Computer Vision Pipeline: Steps Explained with Suitable Diagrams
A Computer Vision pipeline is a systematic set of steps that a system follows to interpret and extract meaningful information from images or videos. These steps allow a machine to understand visual data, just like a human would.
1. Image Acquisition
The first step in the pipeline is to capture the image or video data using various types of sensors or cameras. The quality and type of input data heavily influence the subsequent processing stages.
- Examples of image sources:
- CCD/CMOS camera sensors
- Medical imaging systems (e.g., X-ray, MRI)
- Satellite/drone imagery
- Depth sensors (e.g., LiDAR, Kinect)
This step may also involve converting raw sensor data into a usable image format and correcting lens distortions or sensor noise.
2. Preprocessing and Image Formation
Before any analysis, images are preprocessed to enhance their quality or to remove unwanted noise. This step may include:
- Geometric corrections: Removing lens distortion, image warping.
- Photometric corrections: Adjusting lighting, exposure.
- Filtering: Using Gaussian or median filters to remove noise.
- Color space conversion: RGB to grayscale or HSV as required.
Image formation covers how the 3D world projects into 2D images, considering:
- Geometry (camera models, perspective)
- Radiometry (light interaction with surfaces)
- Optics (lens behavior)

3. Feature Detection and Extraction
This step focuses on identifying key parts of the image that are informative and invariant to changes like scale or rotation.

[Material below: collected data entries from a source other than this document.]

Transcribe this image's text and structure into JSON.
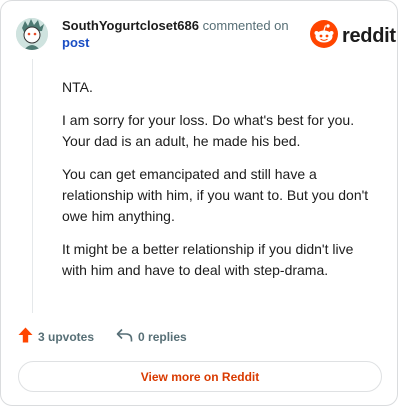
{
  "comment": {
    "username": "SouthYogurtcloset686",
    "action_text": "commented on",
    "post_link": "post",
    "paragraphs": [
      "NTA.",
      "I am sorry for your loss. Do what's best for you. Your dad is an adult, he made his bed.",
      "You can get emancipated and still have a relationship with him, if you want to. But you don't owe him anything.",
      "It might be a better relationship if you didn't live with him and have to deal with step-drama."
    ],
    "upvotes_label": "3 upvotes",
    "replies_label": "0 replies"
  },
  "brand": {
    "name": "reddit",
    "icon": "reddit-snoo-icon",
    "color": "#ff4500"
  },
  "footer": {
    "view_more_label": "View more on Reddit"
  },
  "colors": {
    "upvote": "#ff4500",
    "link": "#1a4ec4",
    "view_more": "#d93a00"
  },
  "icons": {
    "avatar": "avatar",
    "upvote": "upvote-arrow-icon",
    "reply": "reply-arrow-icon"
  }
}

It includes:
- Edge detection (e.g., Canny)
- Corner/interest point detection (e.g., Harris, SIFT, SURF)
- Blob detection
- Line/curve detection
Features are often used for matching, tracking, or recognition tasks.
4. Feature Matching / Tracking
After detecting features, the next step is to match them across images (in case of stereo vision or motion) or track them in videos.
- Tracking: Lucas-Kanade optical flow, Kalman filter.
- Matching: Feature descriptors (e.g., SIFT, ORB) used to find correspondences.
Matching is critical for motion estimation, 3D reconstruction, and object recognition.
5. Model Fitting and Motion Estimation
This step involves computing camera motion or estimating transformations:
- Model fitting: RANSAC, Hough Transform used to fit geometric models (lines, planes).
- Motion estimation: Compute optical flow or estimate 3D structure (e.g., SLAM).
This allows understanding how the camera or objects in the scene have moved between frames.
6. Depth Estimation and 3D Reconstruction
Computer vision often attempts to recover the 3D structure of the scene using:
- Stereo vision: Estimate depth from disparity.
- Structure from motion (SfM): Estimate 3D from motion.
- Shape from X: (shading, texture, focus)
These steps convert 2D images into 3D models.
7. Object Recognition and Classification
The goal here is to identify and categorize objects in the scene:
- Object detection: Find and localize objects with bounding boxes.
- Semantic segmentation: Label each pixel with a class.
- Instance segmentation: Detect individual objects separately.
Modern methods use deep learning, especially convolutional neural networks (CNNs), to achieve high accuracy.
8. Scene Understanding and Reasoning
This is the final high-level step where the system tries to understand the overall context of the scene:
- Scene classification
- Object relationships
- Human activity recognition
- Event detection
This step may use contextual reasoning, temporal analysis, or language models for advanced tasks like image captioning or visual Q&A.
Summary Diagram

- It pictorially summarizes the chapter-wise breakdown of vision pipeline stages.
- Left side: Image-level (2D) tasks like processing, features, alignment.
- Right side: 3D tasks like structure from motion, depth, and rendering.
Conclusion
The Computer Vision pipeline transforms raw pixel data into a structured understanding of the visual world. Each stage contributes a critical part, whether it’s cleaning the data, extracting features, understanding motion, estimating 3D geometry, or recognizing objects. The pipeline may vary slightly depending on the specific task (e.g., face recognition vs. SLAM), but the core flow remains similar.